Mauro Rostagno, ucciso dalla mafia nel 1988 è stato ricordato nella serata che il premio Roberto Morrione (intitolato al giornalista Rai, tra l’altro fondatore e direttore di Rai News 24, impegnato sui temi della comunicazione) e Libera Piemonte hanno organizzato a Torino, città natale di Rostagno, per tenerne vivo il ricordo.

E parlare di lui, ha sottolineato Mara Filippi Morrione, tra i soci fondatori e portavoce del premio, significa parlare della nostra realtà delle fake news, della capacità di cercare i fatti e di scavarci fino a trovarne la radice perché “le notizie non sono orfane” ma hanno sempre un motivo, una causa, da trovare e raccontare anche quando è irraccontabile.
Enrico Deaglio, Mara Morrione, Maddalena Rostagno, figlia del giornalista e autrice di “Il suono di una sola mano”, dedicato alla vicenda del padre, hanno condotto il dibattito evocando la lunga attesa di giustizia che ha riempito gli oltre 25 anni trascorsi tra la morte del giornalista e il processo che ne individuo’ le organizzazioni mafiose come mandanti.

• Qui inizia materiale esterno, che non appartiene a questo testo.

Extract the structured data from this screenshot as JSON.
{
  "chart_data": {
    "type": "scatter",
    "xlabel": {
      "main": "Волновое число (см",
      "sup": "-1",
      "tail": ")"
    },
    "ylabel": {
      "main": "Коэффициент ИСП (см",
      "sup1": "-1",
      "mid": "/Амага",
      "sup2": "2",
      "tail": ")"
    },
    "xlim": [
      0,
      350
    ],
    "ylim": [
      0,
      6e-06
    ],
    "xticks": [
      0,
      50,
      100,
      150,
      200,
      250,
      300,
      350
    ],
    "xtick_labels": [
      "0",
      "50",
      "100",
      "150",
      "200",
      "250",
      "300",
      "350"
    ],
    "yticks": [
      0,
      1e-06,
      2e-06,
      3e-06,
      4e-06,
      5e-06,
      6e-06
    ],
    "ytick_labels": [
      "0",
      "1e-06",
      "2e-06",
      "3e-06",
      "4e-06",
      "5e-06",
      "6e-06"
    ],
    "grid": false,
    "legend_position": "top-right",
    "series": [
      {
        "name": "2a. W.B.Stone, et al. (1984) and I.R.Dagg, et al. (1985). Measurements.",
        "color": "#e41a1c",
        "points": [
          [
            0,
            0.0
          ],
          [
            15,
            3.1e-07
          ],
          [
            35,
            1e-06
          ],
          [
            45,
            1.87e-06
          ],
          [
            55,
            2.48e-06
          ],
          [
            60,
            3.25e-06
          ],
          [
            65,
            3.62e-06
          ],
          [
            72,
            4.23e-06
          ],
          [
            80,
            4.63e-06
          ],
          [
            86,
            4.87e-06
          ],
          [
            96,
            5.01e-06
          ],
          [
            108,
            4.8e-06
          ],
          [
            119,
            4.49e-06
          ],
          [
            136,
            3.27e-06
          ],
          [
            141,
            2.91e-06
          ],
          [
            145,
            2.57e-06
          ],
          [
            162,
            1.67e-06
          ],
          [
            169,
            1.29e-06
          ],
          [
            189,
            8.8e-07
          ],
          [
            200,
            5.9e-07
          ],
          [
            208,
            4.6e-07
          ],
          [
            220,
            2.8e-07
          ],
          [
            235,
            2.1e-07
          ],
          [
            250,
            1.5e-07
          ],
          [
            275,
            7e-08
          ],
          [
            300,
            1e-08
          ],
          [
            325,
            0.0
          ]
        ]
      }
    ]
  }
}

“Io sono forse una delle persone poi arrabbiate con i giornalisti in questo Paese”, ha detto la Rostagno. “Ho spesso trovato cinismo arroganza e squallore anche nelle più grandi firme. Non perdono i giornalisti, una categoria che mi ha offesa profondamente e che ci ha inflitto delle angherie. Ricordo tuttavia Roberto Morrione come una persona libera che per la vicenda di mio padre ha avuto rispetto”.
L’iniziativa di Libera Piemonte e dell’Associazione Amici di Roberto Morrione , a pochi giorni dal 29esimo anniversario della morte di Mauro Rostagno, ha voluto ricordare questo giornalista “dalla schiena dritta”e approfondire i depistaggi che hanno cercato di oscurare la verità sul suo assassinio.

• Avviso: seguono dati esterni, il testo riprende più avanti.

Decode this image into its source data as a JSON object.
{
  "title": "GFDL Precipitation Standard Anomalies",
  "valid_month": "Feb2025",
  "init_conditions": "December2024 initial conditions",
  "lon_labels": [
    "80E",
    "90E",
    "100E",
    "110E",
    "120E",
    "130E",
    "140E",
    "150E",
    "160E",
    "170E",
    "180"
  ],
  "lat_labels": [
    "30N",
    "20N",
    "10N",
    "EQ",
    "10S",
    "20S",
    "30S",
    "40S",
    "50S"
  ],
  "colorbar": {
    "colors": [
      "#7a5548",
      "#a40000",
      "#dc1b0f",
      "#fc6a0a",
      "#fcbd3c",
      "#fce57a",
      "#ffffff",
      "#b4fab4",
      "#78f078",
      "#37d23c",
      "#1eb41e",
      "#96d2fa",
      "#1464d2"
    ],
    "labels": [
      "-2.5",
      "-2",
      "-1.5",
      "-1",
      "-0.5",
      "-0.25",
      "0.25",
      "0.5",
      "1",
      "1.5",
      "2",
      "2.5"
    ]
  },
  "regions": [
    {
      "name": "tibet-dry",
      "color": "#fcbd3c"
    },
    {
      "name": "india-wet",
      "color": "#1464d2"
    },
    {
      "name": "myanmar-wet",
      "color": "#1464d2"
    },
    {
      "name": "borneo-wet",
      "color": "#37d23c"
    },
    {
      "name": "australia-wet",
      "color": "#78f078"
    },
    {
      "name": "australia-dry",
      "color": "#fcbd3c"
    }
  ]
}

Tribunale di Trapani nel 2014 uando viene emessa la sentenza contro  Vincenzo Virga e Vito Mazzara due mafiosi, condannati all'ergastolo per l'uccisione di Mauro Rostagno

Tribunale di Trapani nel 2014 uando viene emessa la sentenza contro
Vincenzo Virga e Vito Mazzara due mafiosi, condannati all’ergastolo per l’uccisione di Mauro Rostagno

E il tema della libera informazione ha percorso tutta la serata. “L’ informazione , ha detto Enrico Deaglio “in Italia è debole e assoggettata al potere politico, al potere del momento, certo non un patrimonio di democrazia pubblica come dovrebbe essere. Si danno notizie comode per la mafia, si comincia immediatamente a depistare. Come mai tanta velocità e costanza nel depistare? Come mai tutte le volte che c’è un delitto di mafia vengono immediatamente diffuse notizie false per disegnare altre tracce? E’ come se esistessero gruppi di persone sempre informate di ciò che sta per accadere. E il tema della fake news che oggi ci appassiona in realtà non è che la trasposizione di un vizio italiano molto antico”.

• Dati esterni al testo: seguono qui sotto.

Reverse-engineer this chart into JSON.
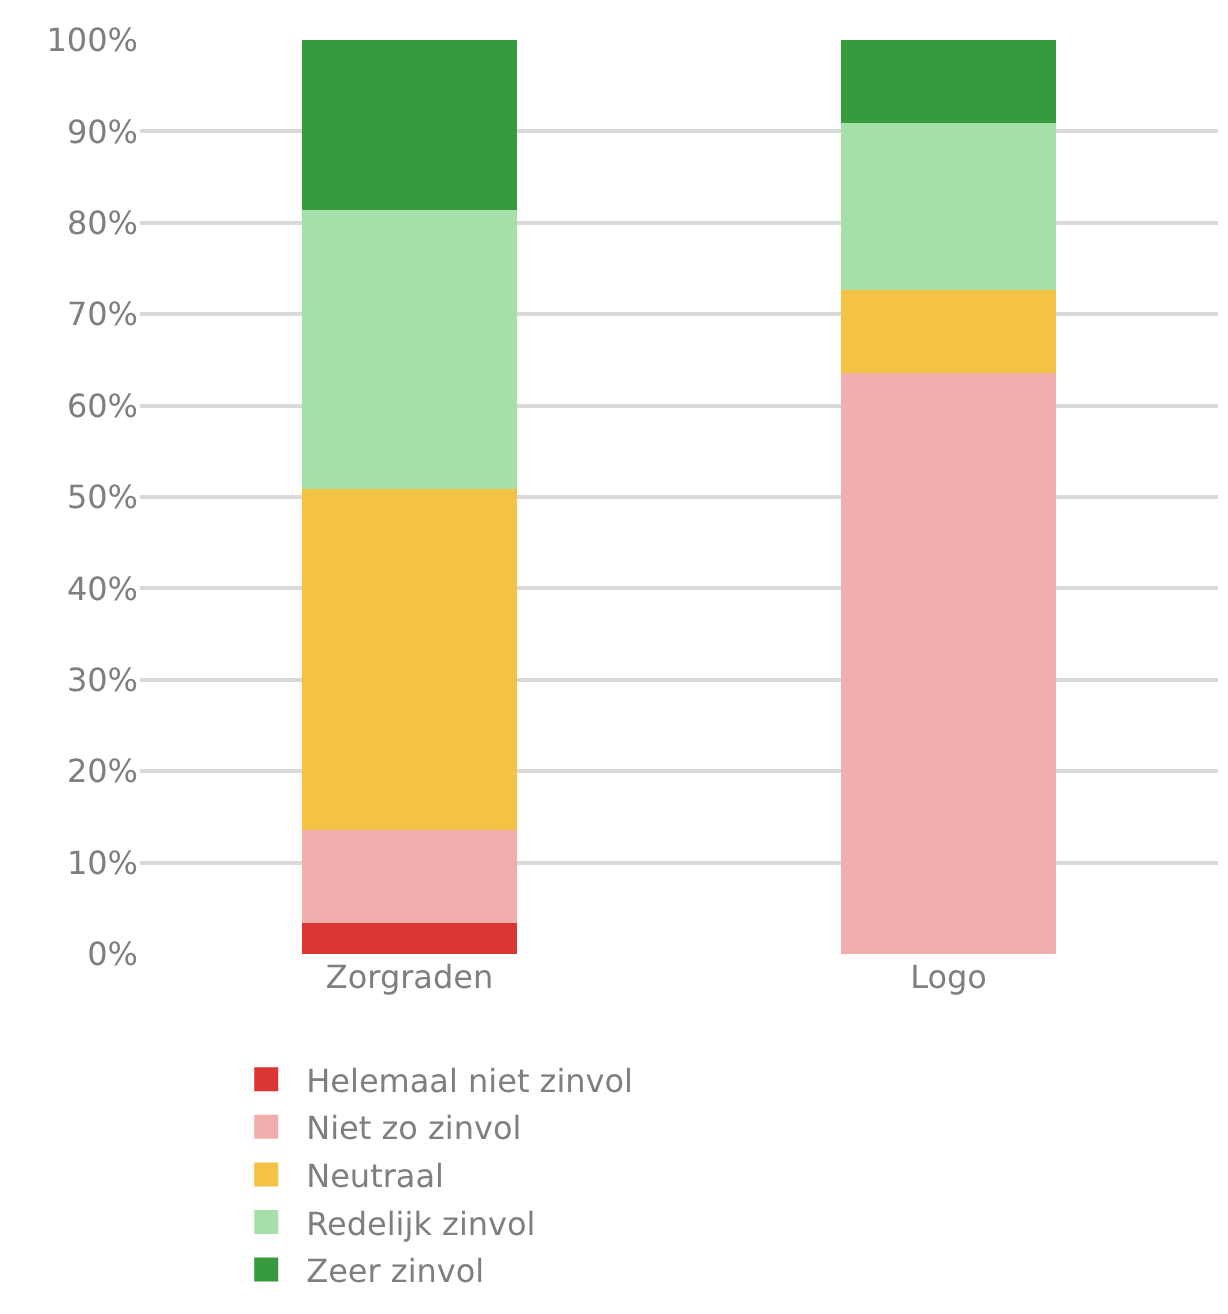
{
  "chart_data": {
    "type": "bar",
    "stacked": true,
    "categories": [
      "Zorgraden",
      "Logo"
    ],
    "series": [
      {
        "name": "Helemaal niet zinvol",
        "color": "#dc3632",
        "values": [
          3.4,
          0
        ]
      },
      {
        "name": "Niet zo zinvol",
        "color": "#f0aeac",
        "values": [
          10.2,
          63.6
        ]
      },
      {
        "name": "Neutraal",
        "color": "#f4c244",
        "values": [
          37.3,
          9.1
        ]
      },
      {
        "name": "Redelijk zinvol",
        "color": "#a6e0a8",
        "values": [
          30.5,
          18.2
        ]
      },
      {
        "name": "Zeer zinvol",
        "color": "#379a3c",
        "values": [
          18.6,
          9.1
        ]
      }
    ],
    "ylim": [
      0,
      100
    ],
    "yticks": [
      {
        "value": 0,
        "label": "0%"
      },
      {
        "value": 10,
        "label": "10%"
      },
      {
        "value": 20,
        "label": "20%"
      },
      {
        "value": 30,
        "label": "30%"
      },
      {
        "value": 40,
        "label": "40%"
      },
      {
        "value": 50,
        "label": "50%"
      },
      {
        "value": 60,
        "label": "60%"
      },
      {
        "value": 70,
        "label": "70%"
      },
      {
        "value": 80,
        "label": "80%"
      },
      {
        "value": 90,
        "label": "90%"
      },
      {
        "value": 100,
        "label": "100%"
      }
    ],
    "grid": "y",
    "legend": "bottom"
  }
}
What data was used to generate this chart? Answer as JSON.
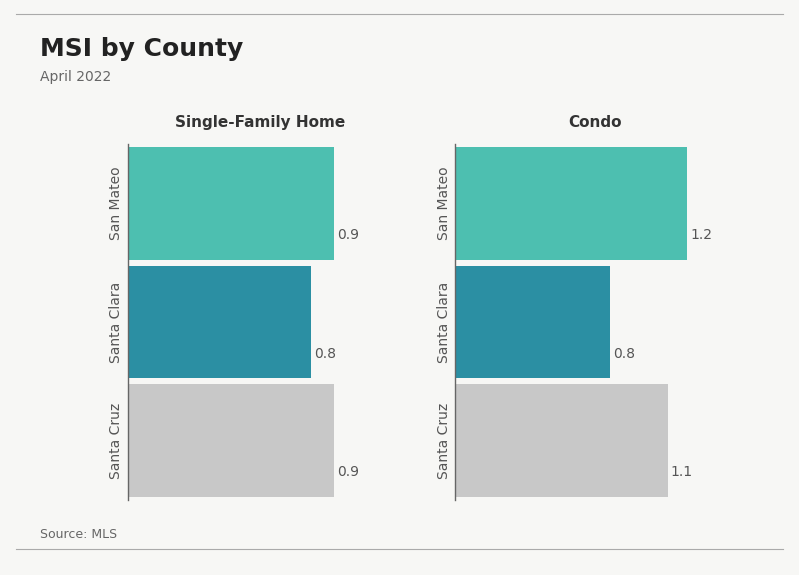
{
  "title": "MSI by County",
  "subtitle": "April 2022",
  "source": "Source: MLS",
  "left_title": "Single-Family Home",
  "right_title": "Condo",
  "categories": [
    "San Mateo",
    "Santa Clara",
    "Santa Cruz"
  ],
  "sfh_values": [
    0.9,
    0.8,
    0.9
  ],
  "condo_values": [
    1.2,
    0.8,
    1.1
  ],
  "colors": [
    "#4dbfb0",
    "#2b8fa3",
    "#c8c8c8"
  ],
  "bar_height": 0.95,
  "background_color": "#f7f7f5",
  "title_fontsize": 18,
  "subtitle_fontsize": 10,
  "label_fontsize": 10,
  "value_fontsize": 10,
  "source_fontsize": 9,
  "axis_title_fontsize": 11,
  "title_color": "#222222",
  "subtitle_color": "#666666",
  "label_color": "#555555",
  "value_color": "#555555",
  "spine_color": "#666666"
}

Con la serata organizzata dal Libera Piemonte ha preso il via la programmazione delle giornate di premiazione del premio Roberto Morrione 2017,che proseguiranno con un’anteprima a Ferrara al festival di ‘Internazionale’ il 1 ottobre e continueranno a Torino dal 19 al 21 ottobre.
Avranno come filo conduttore il rapporto tra il giornalismo investigativo e le fake news. “Uno dei temi su cui, anche con il lavoro del Premio, ha detto Mara Morrione, vogliamo sensibilizzare il pubblico e i giovani giornalisti che, sempre di più,le subiscono”.
Il Premio Roberto Morrione è promosso dall’Associazione Amici di Roberto Morrione, che si propone di organizzare iniziative culturali, campagne informative, incontri di approfondimento e di sensibilizzazione  sui temi dell’informazione, del giornalismo d’inchiesta, del reportage, del giornalismo televisivo e dei new media.